I am a MA student in a competitive humanities graduate program at a prestigious university. Upon first discovering this blog I was absolutely shocked by the sheer scale of misogyny that is operating within undergraduate and graduate programs on both a national, and international level. Now, after spending the past seven months working within a graduate-level academic environment I can safely say that I am considerably less shocked.

On the first day of my program-mandated introductory philosophy seminar the professor asked that all class members choose a topic off of a compiled list that would serve as the basis for our final term presentation. Since no one else in my (all-male) class had chosen Marxist theory, I offered to structure my presentation around Marx’s conception of historical materialism. In response, my professor said that he thought that I would find Marxism, “too hard,” and that I should switch presentation days with a male member of my class so that I could present on an “easier topic.” This switch may have been justified if I were struggling in the class, but this was the first time I had ever met this professor and he had no basis upon which to evaluate my intellectual abilities.

A second incident occurred a few months into the program. During the Fall semester all MA’s and PhD’s within my program are required to apply to a variety of grants in the hopes that an external funding agency will back our proposed research projects. In order to meet the grant requirements, all students are required to submit two academic letters of reference. Since I was new in the department I decided to ask one of my seminar instructors if it would be possible for him to provide me with such a reference. He said that he would have no problem with writing me a letter, but he said that he would like to have a beer with me later on during the week to discuss my research interests further (which would presumably help him to write a better letter of support).

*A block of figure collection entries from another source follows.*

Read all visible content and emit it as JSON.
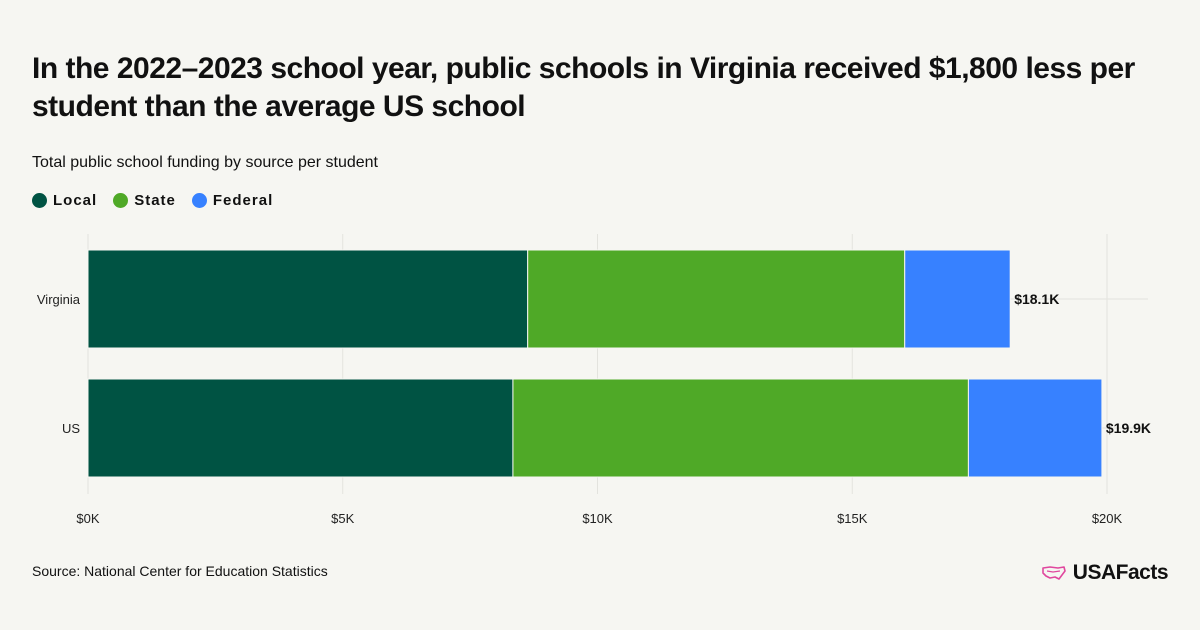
{
  "title": "In the 2022–2023 school year, public schools in Virginia received $1,800 less per student than the average US school",
  "subtitle": "Total public school funding by source per student",
  "source": "Source: National Center for Education Statistics",
  "brand": "USAFacts",
  "brand_color": "#e0479e",
  "colors": {
    "Local": "#005343",
    "State": "#4fa927",
    "Federal": "#3781ff"
  },
  "chart_data": {
    "type": "bar",
    "orientation": "horizontal",
    "stacked": true,
    "categories": [
      "Virginia",
      "US"
    ],
    "series": [
      {
        "name": "Local",
        "values": [
          8630,
          8340
        ]
      },
      {
        "name": "State",
        "values": [
          7400,
          8940
        ]
      },
      {
        "name": "Federal",
        "values": [
          2070,
          2620
        ]
      }
    ],
    "totals": [
      18100,
      19900
    ],
    "total_labels": [
      "$18.1K",
      "$19.9K"
    ],
    "xlim": [
      0,
      20000
    ],
    "xticks": [
      0,
      5000,
      10000,
      15000,
      20000
    ],
    "xtick_labels": [
      "$0K",
      "$5K",
      "$10K",
      "$15K",
      "$20K"
    ],
    "grid": true,
    "legend_position": "top-left"
  }
}
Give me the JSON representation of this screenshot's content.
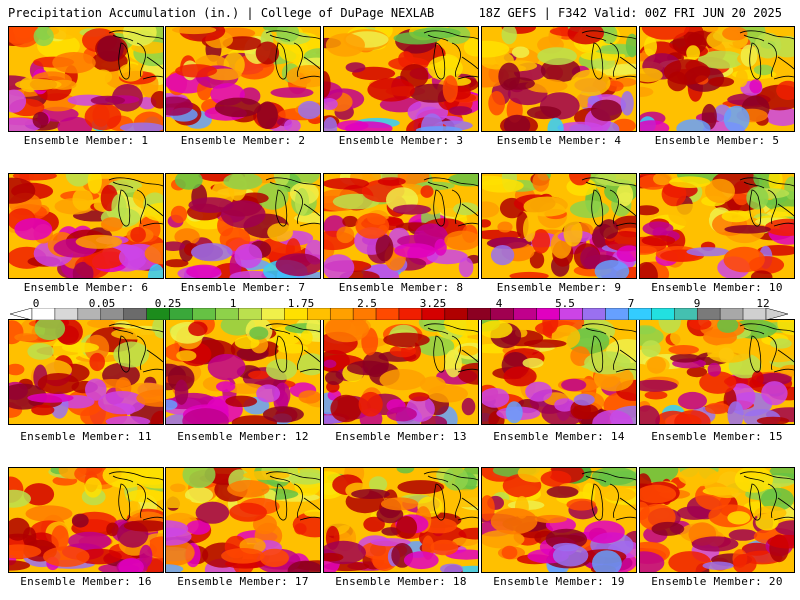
{
  "header": {
    "title_left": "Precipitation Accumulation (in.) | College of DuPage NEXLAB",
    "title_right": "18Z GEFS | F342 Valid: 00Z FRI JUN 20 2025"
  },
  "colorbar": {
    "labels": [
      "0",
      "0.05",
      "0.25",
      "1",
      "1.75",
      "2.5",
      "3.25",
      "4",
      "5.5",
      "7",
      "9",
      "12"
    ],
    "colors": [
      "#ffffff",
      "#d8d8d8",
      "#b4b4b4",
      "#909090",
      "#6b6b6b",
      "#1c8c1c",
      "#3aa83a",
      "#66c244",
      "#8ed24a",
      "#bbe04e",
      "#f0f04a",
      "#ffe000",
      "#ffc000",
      "#ffa000",
      "#ff7a00",
      "#ff4a00",
      "#f01e00",
      "#d40000",
      "#b00000",
      "#8c0022",
      "#a00050",
      "#c0008c",
      "#e000c0",
      "#cc44e6",
      "#9a70f0",
      "#66a0ff",
      "#33ccff",
      "#22e0e0",
      "#44c0b0",
      "#7a7a7a",
      "#a8a8a8",
      "#d0d0d0"
    ]
  },
  "panels": [
    {
      "label": "Ensemble Member: 1"
    },
    {
      "label": "Ensemble Member: 2"
    },
    {
      "label": "Ensemble Member: 3"
    },
    {
      "label": "Ensemble Member: 4"
    },
    {
      "label": "Ensemble Member: 5"
    },
    {
      "label": "Ensemble Member: 6"
    },
    {
      "label": "Ensemble Member: 7"
    },
    {
      "label": "Ensemble Member: 8"
    },
    {
      "label": "Ensemble Member: 9"
    },
    {
      "label": "Ensemble Member: 10"
    },
    {
      "label": "Ensemble Member: 11"
    },
    {
      "label": "Ensemble Member: 12"
    },
    {
      "label": "Ensemble Member: 13"
    },
    {
      "label": "Ensemble Member: 14"
    },
    {
      "label": "Ensemble Member: 15"
    },
    {
      "label": "Ensemble Member: 16"
    },
    {
      "label": "Ensemble Member: 17"
    },
    {
      "label": "Ensemble Member: 18"
    },
    {
      "label": "Ensemble Member: 19"
    },
    {
      "label": "Ensemble Member: 20"
    }
  ]
}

The night after meeting with this faculty member I received an email from him saying that he found my research interests “sexy” and would enjoy hearing more about my work at a later date.

Finally, at the end of the Fall semester my supervisor suggested that I meet with a faculty member working within another department, as he was working on a similar topic and would be able to provide me with some in-depth feedback on a paper that I had recently written. The meeting started out really well, with the faculty member providing me with a useful critique of my latest work. He ended the meeting on a different note however, saying that since he had done something for me, “would I be willing to do something for him in return?” After shifting uncomfortably in my seat for a few minutes he ended the conversation by saying “nevermind” and looking away. I left our meeting shortly after, saying that I was running late and had to catch a train.

Although my experiences are not as extreme as those mentioned by other female contributors, I do feel as though they are examples of sexist acts, and that members of academic communities should be taking action against chauvinism in all of its forms.